While the rest of the country bake in 100 degree dry or humid summer heat, with its fog and wind that roll in almost every evening, San Francisco is known for its cold dank summer. The average temperature in January is 51.1° F (10 Celsius) and in July, 59.1° F (14 Celsius) – I looked it up in the almanac.
In San Francisco, a sun-drenched day is a happy-day. Because it is quite rare, in a hot summer day (say 75-90 degree) the vibrations are markedly stronger. Despite of the cool wind, people are basking in the rare summer sun - in the steep streets and outside of narrow houses, by the beach, in the parks, in hidden gardens, on curbs. The yuppies, the hippies, the homeless, the financiers, the
computer nerds, the artists, the adopted animal – everyone is enlivened by the sun.
In a rare hot summer day, no one seems to work in San Francisco, and if they do – very unwillingly. A local journalist once wrote, “if I do go to heaven, I’m going to do what every San Franciscan does. I’ll look around and say, ‘It
ain’t bad, but it ain’t San Francisco.’” It sounds like a puffed up glorified statement – and it is. SF is neither Rome nor Paris, and although one might not leave his or her heart here, it is quite unique and undoubtedly the best city in the US.
A small city by comparison, only about 777,000 people in a peninsular of 47 sq mile (122 sq km). It is framed by the Pacific Ocean on the west and the San Francisco Bay to the north and the east. Connected by glorious bridges, the walkable undulated city offers gorgeous glimpses of the ocean and the bay with salt-sprayed wind in any hilly streets. It is famous for its cable cars, rollercoaster streets, the Alcatraz, the golden gate bridge, the romantic summer fog.... SF is chic, has an offbeat innovation and a self-effacing quality so transparently missing from brassy NY and plastic LA. It almost has a village feel to it every time I return from mega-crowded, fast-pace Asian cities.
It is a liberal, energetic and diversified city – has a population of about 50% white, 30% Asian, 14% Hispanics and a mean age of 36.5 years old. And with the wild Pacific Ocean at its side and the mountains a couple of hours away, SF is one of my favorite cities. The tourists feel the same – more than 16 million yearly. The homeless feel the same too. There are more and more of them in the streets now.

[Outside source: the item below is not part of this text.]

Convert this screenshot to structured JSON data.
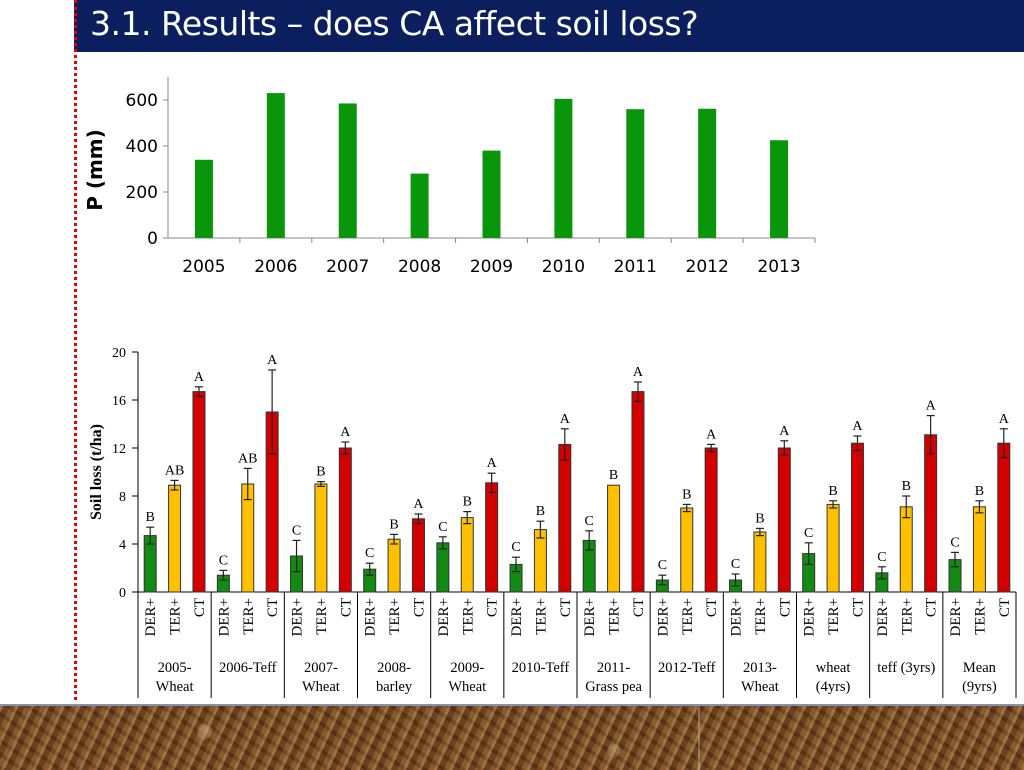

Although a tad lesser then the rest of the country, SF flaunts its share of big super new cars on super huge roads, feeds off over-consumerism, chomps over-nutritious meals and quaffs ethnocentricity…not unlike other developed self-satisfied cities in the world.
Living in a city, though small, is still exhausting and quite distracting. I need to be back to the soil.

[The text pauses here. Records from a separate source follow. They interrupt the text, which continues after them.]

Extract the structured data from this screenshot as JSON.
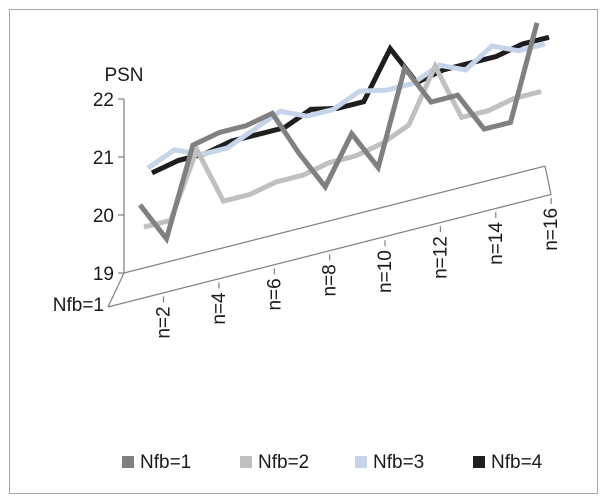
{
  "chart_data": {
    "type": "line",
    "subtype": "3d-line",
    "title": "",
    "ylabel": "PSN",
    "ylim": [
      19,
      22
    ],
    "y_ticks": [
      "19",
      "20",
      "21",
      "22"
    ],
    "depth_label": "Nfb=1",
    "x_tick_labels": [
      "n=2",
      "n=4",
      "n=6",
      "n=8",
      "n=10",
      "n=12",
      "n=14",
      "n=16"
    ],
    "x": [
      1,
      2,
      3,
      4,
      5,
      6,
      7,
      8,
      9,
      10,
      11,
      12,
      13,
      14,
      15,
      16
    ],
    "grid": false,
    "legend_position": "bottom",
    "series": [
      {
        "name": "Nfb=1",
        "color": "#808080",
        "values": [
          20.2,
          19.5,
          21.0,
          21.1,
          21.1,
          21.2,
          20.4,
          19.7,
          20.5,
          19.8,
          21.4,
          20.7,
          20.7,
          20.0,
          20.0,
          21.6
        ]
      },
      {
        "name": "Nfb=2",
        "color": "#c0c0c0",
        "values": [
          19.8,
          19.8,
          20.9,
          19.9,
          19.9,
          20.0,
          20.0,
          20.1,
          20.1,
          20.2,
          20.4,
          21.3,
          20.3,
          20.3,
          20.4,
          20.4
        ]
      },
      {
        "name": "Nfb=3",
        "color": "#c6d4ea",
        "values": [
          20.8,
          21.0,
          20.8,
          20.8,
          21.0,
          21.2,
          21.0,
          21.0,
          21.2,
          21.1,
          21.1,
          21.3,
          21.1,
          21.4,
          21.2,
          21.2
        ]
      },
      {
        "name": "Nfb=4",
        "color": "#1e1e1e",
        "values": [
          20.7,
          20.8,
          20.8,
          20.9,
          20.9,
          20.9,
          21.1,
          21.0,
          21.0,
          21.8,
          21.1,
          21.2,
          21.2,
          21.2,
          21.3,
          21.3
        ]
      }
    ]
  }
}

It’s been more than a month now since I’m back in this other world. Feel quite disconnected from the world I have left on July 20th. Although I have left Made and the gardeners a list of things to be done while I’m gone and try to touch bases via sms now and then, there is not much news of the Place – Made always seems to have problems with his Hotmail. 

The qi has gone into a permanent hiatus; Sifu has pretty much stubbed me out of his mind – a natural ephemeral interest that plagues us all.
Still I think
of the Place daily and hope to see green when I return. In this other world, I’m preparing for the return, the world of gardening is still very much with me – I have been saving organic seeds of every kind, visited and worked in a organic farm just last week, buying on-line and off-line all kinds of healing and gardening books, will be attending a month-long intensive yoga teacher certification course soon….
Unsure what all these are leading to – I’m taking things one step at a time.